Nvidia - PhysX nur ohne ATI-Radeon (Update2)

Bisher ist der Aufschrei ausgeblieben, vielleicht, weil die Kombination von ATI-Grafikkarte für die Grafik und einer Nvidia-Karte für PhysX selten ist. Vlelleicht aber auch, weil kaum jemand bemerkt hat, dass Nvidia seit einiger Zeit diese Möglichkeit verhindert.

von Georg Wieselsberger,
05.10.2009 10:34 Uhr

Langsam sickert eine Meldung durch das Internet, die eigentlich schon von Ende Juli stammt: Nvidia verhindert seit den Grafiktreibern der 186er-Generation die Verwendung von PhysX auf eigenen Karten, wenn im gleichen System eine ATI-Karte die Grafik übernimmt. In einer E-Mail an einen Nutzer von NGOHQ.com erklärte ein Support-Mitarbeiter von Nvidia, dass PhysX ein offener Standard sei, den jede Firma für Hard- und Software nutzen könne. Nvidia unterstütze PhysX auf Nvidia-Grafikchips, während diese auch für die Grafik genutzt werden. Aufgrund von Entwicklungskosten, Qualitätssicherung und Geschäftsentscheidungen würde PhysX auf Nvidia-GPUs aber nicht unterstützt, wenn ein nicht-Nvidia-Grafikchip die Grafik übernimmt.
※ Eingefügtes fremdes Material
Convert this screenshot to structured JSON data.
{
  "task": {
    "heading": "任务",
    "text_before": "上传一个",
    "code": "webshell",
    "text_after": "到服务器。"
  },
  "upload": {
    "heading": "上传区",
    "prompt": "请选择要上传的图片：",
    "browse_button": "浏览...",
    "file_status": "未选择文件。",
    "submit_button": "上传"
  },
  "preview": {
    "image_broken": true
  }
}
Das war beispielsweise bei Windows XP mit einer Radeon für die Grafik und einer zusätzlichen Nvidia-Karte mit älteren Treibern aber durchaus möglich, mit neuen Treibern nicht mehr. Auch für Windows 7 wird es diese Möglichkeit nun nicht mehr geben. Vista war wegen der Beschränkung auf einen Grafiktreiber dazu ohnehin nicht in der Lage.

Update 2. Oktober 2009

AMD hat die Tatsache, dass Nvidia PhysX auf Systemen deaktiviert, die eine ATI Radeon zur Grafikberechnung verwenden, kommentiert. Dass Nvidia diese Entscheidung kurz vor Erscheinen der Radeon HD 5870 getroffen habe, die eine solche Konfiguration wahrscheinlicher macht, sei nicht wirklich wichtig.
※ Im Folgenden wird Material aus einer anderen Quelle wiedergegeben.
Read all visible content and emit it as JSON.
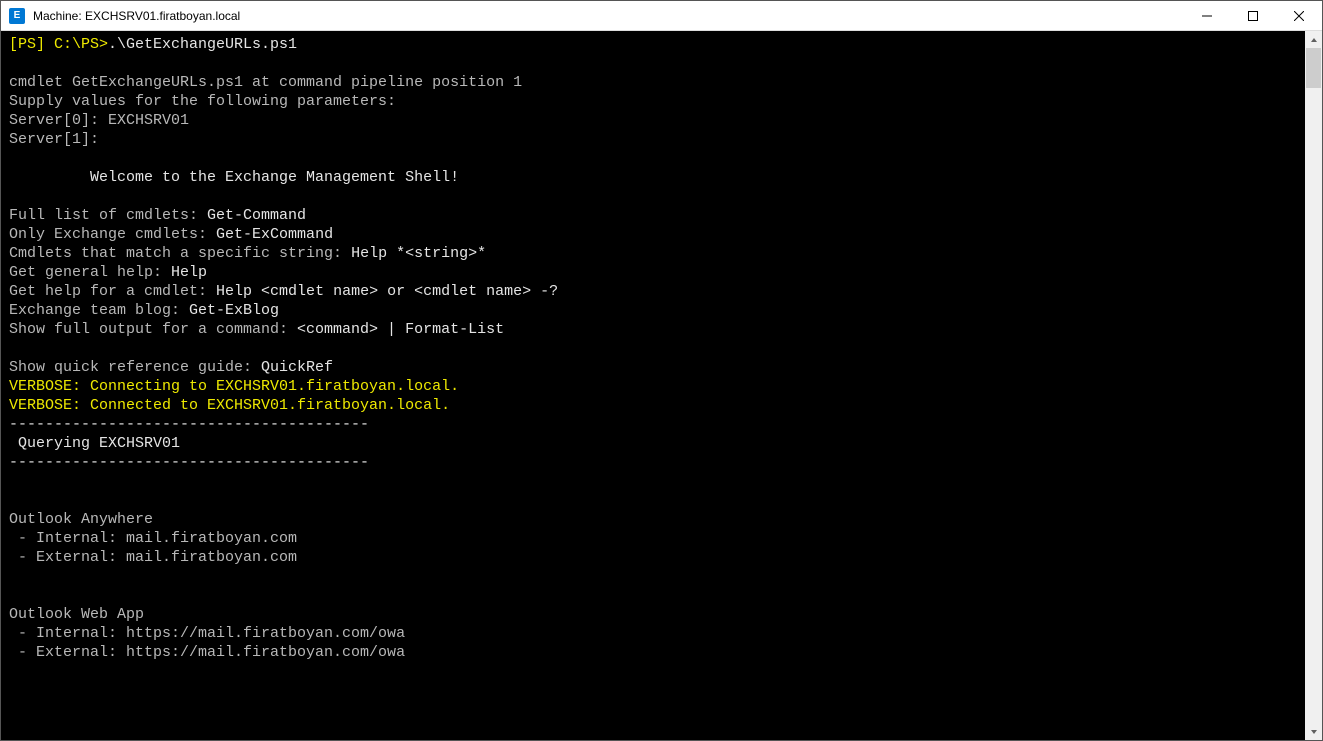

Es gäbe aber einen Unterschied zwischen den Aussagen und dem Handeln von Nvidia. »Sie sagen, dass sie nur das Wohl der Spieler im Auge haben. Doch solche Entscheidungen sind das genaue Gegenteil«, so Neal Robison von AMD gegenüber Icrontic. Erst wenn Spielephysik für jeden verfügbar sei, würden Spiele-Entwickler sie auch als Teil des Spiels und nicht nur für bessere Effekte verwenden. Daher benötige man einen Standard und darum sei DirectX 11 mit Direct Compute so wichtig. Proprietäre Standards wie PhysX würden irrelevant, erklärte Neal Robison. Inzwischen hat AMD bereits die Open Physics-Initiative gegründet, die einen Open-Source-Standard auf Basis von Bullet Physics erarbeitet.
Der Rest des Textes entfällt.